On Tue, Aug 08, 2023 at 07:32:49PM -0400, Stevie Alvarez wrote:
> On Tue, Aug 08, 2023 at 01:59:27PM -0600, Ross Zwisler wrote:
> > On Tue, Aug 08, 2023 at 12:11:58PM -0400, Stevie Alvarez wrote:
> > > From: Stevie Alvarez (Google) <stevie.6strings@xxxxxxxxx>
> > > 
> > > traceeval_insert() updates the provided struct traceeval's histogram.
> > > If an entry that exists with a keys field that match the keys argument,
> > > the entries vals field are updated with a copy of the vals argument.

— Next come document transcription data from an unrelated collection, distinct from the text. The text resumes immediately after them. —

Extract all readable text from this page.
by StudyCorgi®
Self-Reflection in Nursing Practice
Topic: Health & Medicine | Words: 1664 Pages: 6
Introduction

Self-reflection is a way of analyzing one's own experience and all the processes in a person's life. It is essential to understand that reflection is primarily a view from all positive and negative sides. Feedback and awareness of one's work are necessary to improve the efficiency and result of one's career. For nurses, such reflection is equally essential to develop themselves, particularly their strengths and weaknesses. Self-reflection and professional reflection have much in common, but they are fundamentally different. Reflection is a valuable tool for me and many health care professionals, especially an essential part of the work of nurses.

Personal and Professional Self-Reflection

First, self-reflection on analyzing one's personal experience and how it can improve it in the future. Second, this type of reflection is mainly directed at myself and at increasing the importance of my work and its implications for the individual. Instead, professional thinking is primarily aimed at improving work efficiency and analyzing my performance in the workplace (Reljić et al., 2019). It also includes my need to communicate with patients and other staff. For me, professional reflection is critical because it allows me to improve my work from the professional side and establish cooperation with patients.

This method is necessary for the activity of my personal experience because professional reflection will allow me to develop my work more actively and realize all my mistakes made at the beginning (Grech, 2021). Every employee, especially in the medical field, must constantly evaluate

> > > If such an entry does not exist, a new entry is added to the histogram,
> > > with respect to the keys and vals arguments.
> > > 
> > > Signed-off-by: Stevie Alvarez (Google) <stevie.6strings@xxxxxxxxx>
> > > ---
> > >  include/traceeval-hist.h |   4 ++
> > >  src/histograms.c         | 106 +++++++++++++++++++++++++++++++++++++++
> > >  2 files changed, 110 insertions(+)
> > > 
> > > diff --git a/include/traceeval-hist.h b/include/traceeval-hist.h
> > > index 4923de1..e713c70 100644
> > > --- a/include/traceeval-hist.h
> > > +++ b/include/traceeval-hist.h
<>
> > > +/*
> > > + * Update @entry's vals field with a copy of @vals, with respect to @teval.
> > > + *
> > > + * Return 0 on success, -1 on error.
> > > + */
> > > +static int update_entry(struct traceeval *teval, struct entry *entry,
> > > +			const union traceeval_data *vals)
> > > +{
> > > +	union traceeval_data *new_vals;
> > > +
> > > +	if (copy_traceeval_data_set(teval->nr_val_types, teval->val_types,
> > > +				vals, &new_vals) == -1)
> > > +		return -1;
> > > +
> > > +	entry->vals = new_vals;
> > 
> > Are we leaking the old 'entry->vals', as we never free that memory anywhere? 
> 
> Thanks for catching this!
> > 
> > Should we just update in-place, instead of allocating a new one & freeing the
> > old?  The vals arrays should each be the same size because they have a
> > common 'teval->val_types'. 
> > 
> > I know 'vals' is owned by the caller, but we allocated and own 'entry->vals'
> > via a previous call to create_entry().
> > 
> > We'll have to free existing strings & allocate new ones (and do something
> > similar for dynamic types when they're supported), but the rest of
> > 'entry->vals' should be reusable I think.
> 
> My worry about doing this in place is we can't guarantee the operation
> to be atomic if an error occurs when trying to copy a string. Take the
> following traceeval instance for example...
> 
> 	teval->val_types = {
> 		{ .type = TRACEEVAL_TYPE_STRING },
> 		{ .type = TRACEEVAL_TYPE_STRING },
> 		{ .type = TRACEEVAL_TYPE_NONE }
> 	}
> 
> Say an entry is being updated, and we've freed the first string and
> placed a copy of the new string in its place. We then move on to the
> second string; we attempt to make a copy of the new string, but it
> fails, leaving the state changed.
> Of course, we can keep track of all the original strings and free them
> at the very end. Is that more efficient than copying the new vals,
> freeing entry->vals via clean_data(), and then assigning the new vals
> to entry->vals? My immediate response is that the in place approach is
> just as good as the later, but I could be thinking about this the wrong
> way. Is my logic here sound? Thoughts?

Sure, that concern makes sense to me.  Keeping track of all the original vals
seems complex, and I agree that just making a new 'vals' from scratch and then
freeing the old is fine.  This will let us re-use the free path we already
have in 'clean_data()' which is preferable to having 2 separate cleanup paths.